Download or read book Heresy written by Desmond Fennell and published by Dufour Editions. This book was released on 1993 with total page 314 pages. Available in PDF, EPUB and Kindle. Book excerpt: A challenging book by one of Ireland's most creative social thinkers, this explores the 'civil war for the mind, body and soul of Ireland'. Ranging from the radicalism of Wolfe Tone and James Connolly to the quest for conciliation between Irish nationalism and Ulster unionism, Fennell creates a powerful synthesis of the complex strands of Irish socialism, regionalism, democratic liberalism, and Catholicism.

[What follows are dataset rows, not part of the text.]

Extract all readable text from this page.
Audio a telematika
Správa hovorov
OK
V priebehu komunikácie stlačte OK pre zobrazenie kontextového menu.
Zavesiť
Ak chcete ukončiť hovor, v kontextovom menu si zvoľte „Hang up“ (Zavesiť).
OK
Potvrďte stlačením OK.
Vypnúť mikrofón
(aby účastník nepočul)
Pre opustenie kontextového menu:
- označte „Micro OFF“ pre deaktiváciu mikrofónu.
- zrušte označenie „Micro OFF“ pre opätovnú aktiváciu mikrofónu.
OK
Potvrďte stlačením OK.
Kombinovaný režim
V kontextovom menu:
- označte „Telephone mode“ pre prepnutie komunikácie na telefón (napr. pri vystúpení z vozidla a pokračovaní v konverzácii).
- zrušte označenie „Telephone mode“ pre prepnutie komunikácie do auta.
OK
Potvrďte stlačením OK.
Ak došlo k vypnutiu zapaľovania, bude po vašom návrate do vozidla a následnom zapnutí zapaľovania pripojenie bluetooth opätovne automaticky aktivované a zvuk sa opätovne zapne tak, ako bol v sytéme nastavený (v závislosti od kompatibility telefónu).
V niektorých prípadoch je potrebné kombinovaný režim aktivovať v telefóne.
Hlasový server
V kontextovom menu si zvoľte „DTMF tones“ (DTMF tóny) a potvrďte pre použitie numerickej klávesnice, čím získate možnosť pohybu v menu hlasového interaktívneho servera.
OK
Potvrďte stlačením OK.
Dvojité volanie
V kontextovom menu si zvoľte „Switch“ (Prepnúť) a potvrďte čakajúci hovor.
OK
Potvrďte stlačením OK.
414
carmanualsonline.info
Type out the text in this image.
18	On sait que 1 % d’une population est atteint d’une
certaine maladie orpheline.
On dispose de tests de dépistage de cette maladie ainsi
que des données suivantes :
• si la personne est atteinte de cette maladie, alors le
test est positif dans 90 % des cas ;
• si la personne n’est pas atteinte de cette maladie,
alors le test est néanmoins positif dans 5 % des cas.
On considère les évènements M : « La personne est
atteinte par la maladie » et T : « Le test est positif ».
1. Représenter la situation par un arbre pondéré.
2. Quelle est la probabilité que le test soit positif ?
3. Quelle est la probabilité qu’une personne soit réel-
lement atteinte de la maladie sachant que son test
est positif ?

Book Ireland and the Home Rule Movement

Download or read book Ireland and the Home Rule Movement written by Michael F. J. McDonnell and published by Rarebooksclub.com. This book was released on 2012-08 with total page 0 pages. Available in PDF, EPUB and Kindle. Book excerpt: Excerpt: ...dire prophecies and grim forebodings which have formed a running accompaniment to every Irish reform, and Mr. Gladstone and the Liberals were denounced for having sanctioned sacrilege. In the end the Church saved from the burning more than in any equitable sense she was entitled to claim. The Representative Body, which was incorporated in 1870, received about nine millions for commuted salaries, half a million in lieu of private endowments, and another three-quarters of a million was handed over to lay patrons. The commutation paid to the Non-Conformists for the Regium Donum and other payments was nearly

Book Ireland

    Book Details:
  • Author : Gustave de Beaumont
  • Publisher : Harvard University Press
  • Release : 2009-07-01
  • ISBN : 0674031113
  • Pages : 444 pages

Download or read book Ireland written by Gustave de Beaumont and published by Harvard University Press. This book was released on 2009-07-01 with total page 444 pages. Available in PDF, EPUB and Kindle. Book excerpt: Paralleling his friend Alexis de Tocqueville's visit to America, Gustave de Beaumont traveled through Ireland in the mid-1830s to observe its people and society. In Ireland, he chronicles the history of the Irish and offers up a national portrait on the eve of the Great Famine. Published to acclaim in France, Ireland remained in print there until 1914. The English edition, translated by William Cooke Taylor and published in 1839, was not reprinted. In a devastating critique of British policy in Ireland, Beaumont questioned why a government with such enlightened institutions tolerated such oppression. He was scathing in his depiction of the ruinous state of Ireland, noting the desperation of the Catholics, the misery of repeated famines, the unfair landlord system, and the faults of the aristocracy. It was not surprising the Irish were seen as loafers, drunks, and brutes when they had been reduced to living like beasts. Yet Beaumont held out hope that British liberal reforms could heal Ireland's wounds. This rediscovered masterpiece, in a single volume for the first time, reproduces the nineteenth-century Taylor translation and includes an introduction on Beaumont and his world. This volume also presents Beaumont's impassioned preface to the 1863 French edition in which he portrays the appalling effects of the Great Famine. A classic of nineteenth-century political and social commentary, Beaumont's singular portrait offers the compelling immediacy of an eyewitness to history.